Questa schifezzuola serve solo a dimostrare che una traballante Cgil ha ancora un suo potere di veto sulla “forma” delle cose non potendo evitare la “sostanza”: cioè che con una popolazione che vive sempre più a lungo non si possono mantenere i livelli di ritiro del passato. Oltre a queste “conquiste” vi sarà il riconoscimento “politico” (come il 6 politico del dopo Sessantotto) del carattere usurante di certi lavori: cosa che produrrà irritazione tra i lavoratori, divisi più o meno a caso tra usurati e non usurati. Non stupisce che dopo un accordo di tal fatta cresca il numero degli operai che vota per il centrodestra: come testimonia un sondaggio del Sole 24 ore.

In tutta questa partita la cosa che più si nota è la latitanza di Confindustria. Infatti, mentre tutta Italia discuteva della penosa trattiva sulle pensioni, Luca Cordero di Montezemolo si occupava essenzialmente di referendum sul sistema elettorale.

Come se gli sbandamenti nella spesa pubblica, il crescere del potere di veto cigiellino e così via, fossero cose che non riguardano le imprese italiane. Alla fine la non consultazione di Confindustria è diventata così clamorosa, che il nostro svagato presidente, richiamato da un allarmato Alberto Bombassei, è stato costretto a piatire un incontro urgente a Romano Prodi.

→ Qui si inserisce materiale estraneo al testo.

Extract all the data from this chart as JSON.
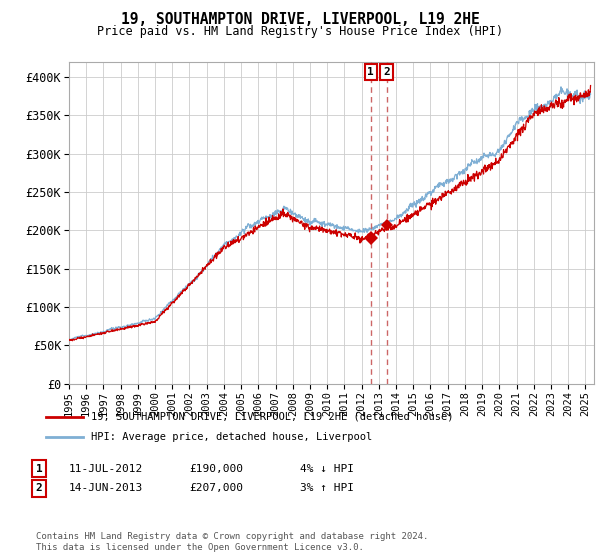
{
  "title": "19, SOUTHAMPTON DRIVE, LIVERPOOL, L19 2HE",
  "subtitle": "Price paid vs. HM Land Registry's House Price Index (HPI)",
  "ylabel_ticks": [
    "£0",
    "£50K",
    "£100K",
    "£150K",
    "£200K",
    "£250K",
    "£300K",
    "£350K",
    "£400K"
  ],
  "ytick_values": [
    0,
    50000,
    100000,
    150000,
    200000,
    250000,
    300000,
    350000,
    400000
  ],
  "ylim": [
    0,
    420000
  ],
  "xlim_start": 1995.0,
  "xlim_end": 2025.5,
  "xtick_years": [
    1995,
    1996,
    1997,
    1998,
    1999,
    2000,
    2001,
    2002,
    2003,
    2004,
    2005,
    2006,
    2007,
    2008,
    2009,
    2010,
    2011,
    2012,
    2013,
    2014,
    2015,
    2016,
    2017,
    2018,
    2019,
    2020,
    2021,
    2022,
    2023,
    2024,
    2025
  ],
  "transaction1": {
    "date_num": 2012.53,
    "price": 190000,
    "label": "1",
    "date_str": "11-JUL-2012",
    "price_str": "£190,000",
    "pct_str": "4% ↓ HPI"
  },
  "transaction2": {
    "date_num": 2013.45,
    "price": 207000,
    "label": "2",
    "date_str": "14-JUN-2013",
    "price_str": "£207,000",
    "pct_str": "3% ↑ HPI"
  },
  "red_line_color": "#cc0000",
  "blue_line_color": "#7fafd4",
  "dashed_line_color": "#cc6666",
  "legend_label_red": "19, SOUTHAMPTON DRIVE, LIVERPOOL, L19 2HE (detached house)",
  "legend_label_blue": "HPI: Average price, detached house, Liverpool",
  "footer": "Contains HM Land Registry data © Crown copyright and database right 2024.\nThis data is licensed under the Open Government Licence v3.0.",
  "background_color": "#ffffff",
  "grid_color": "#cccccc"
}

E’ la seconda umiliazione che si autoinfligge Montezemolo: prima ha dovuto chiedere scusa ai sindacati per avere detto loro che finiranno solo per organizzare pensionati e fannulloni. Ora gli tocca rincorrere un premier che lui stesso aveva bombardato, nell’ultima assemblea confindustriale, sulle note dell’antipolitica. La leggerezza nel pensiero e nei comportamenti comporta spesso la pesantezza di scottanti autocorrezioni pubbliche. Speriamo che tutti questi contorcimenti servano almeno a difendere l’impianto della Legge Biagi.

Comunque la stagione trionfale dell’antipolitica che Montezemolo aveva inaugurato con miracolosi obiettivi all’orizzonte, solo qualche settimana fa, appare già al tramonto. Questo comporta anche rapide correzioni nella ricerca del candidato per la presidenza di viale Astronomia. Addio sogni di gloria di potersi scegliere un outsider amico con cui mantenere un ruolo da Lord protettore (da Andrea Moltrasio a Nerio Alessandri). Anche la scelta di Emma Margegaglia partner della guerra antipolitica da dichiarare a entrambi gli schieramenti, pare indebolita.

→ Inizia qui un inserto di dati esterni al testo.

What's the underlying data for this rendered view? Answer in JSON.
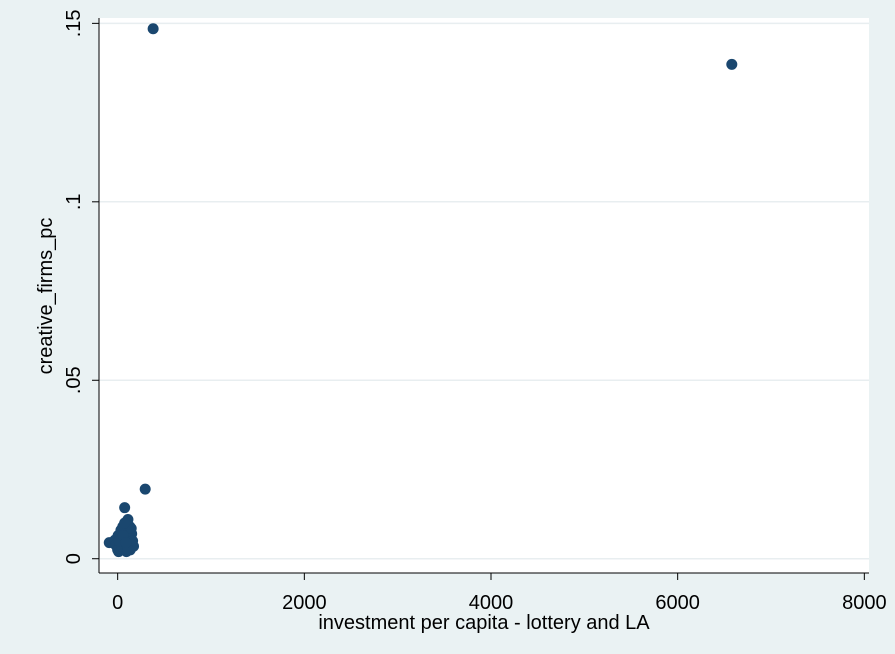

Alcune vicende intorno al Sole 24 ore, in particolare il passo compiuto da Giancarlo Cerruti (presidente dell’editoriale Sole) per eliminare una governance duale della società editrice confindustriale (doveva scattare una volta che un terzo di questa fosse quotato in Borsa), mossa giustificata “tecnicamente” ma mirata “politicamente” a indebolire il potere di Assolombarda (tradendo gli impegni presi); spingono a pensare che Montezemolo si trovi a dover gestire un candidato che gli è imposto e dal mondo di Mediobanca e da quello della Fiat (vedi Sergio Marchionne), che vogliono persone meno appariscenti e più concrete.

A Cerruti Montezemolo avrebbe chiesto una sola cosa: mantenere Maurizio Berretta come direttore generale. Ma l’ottimo produttore di macchine tipografiche, Cerruti, i suoi patti li farà, quando dovesse prevalere, con le aree che contano in Confindustria non certo con chi se ne esce con un bel po’ di pive nel sacco.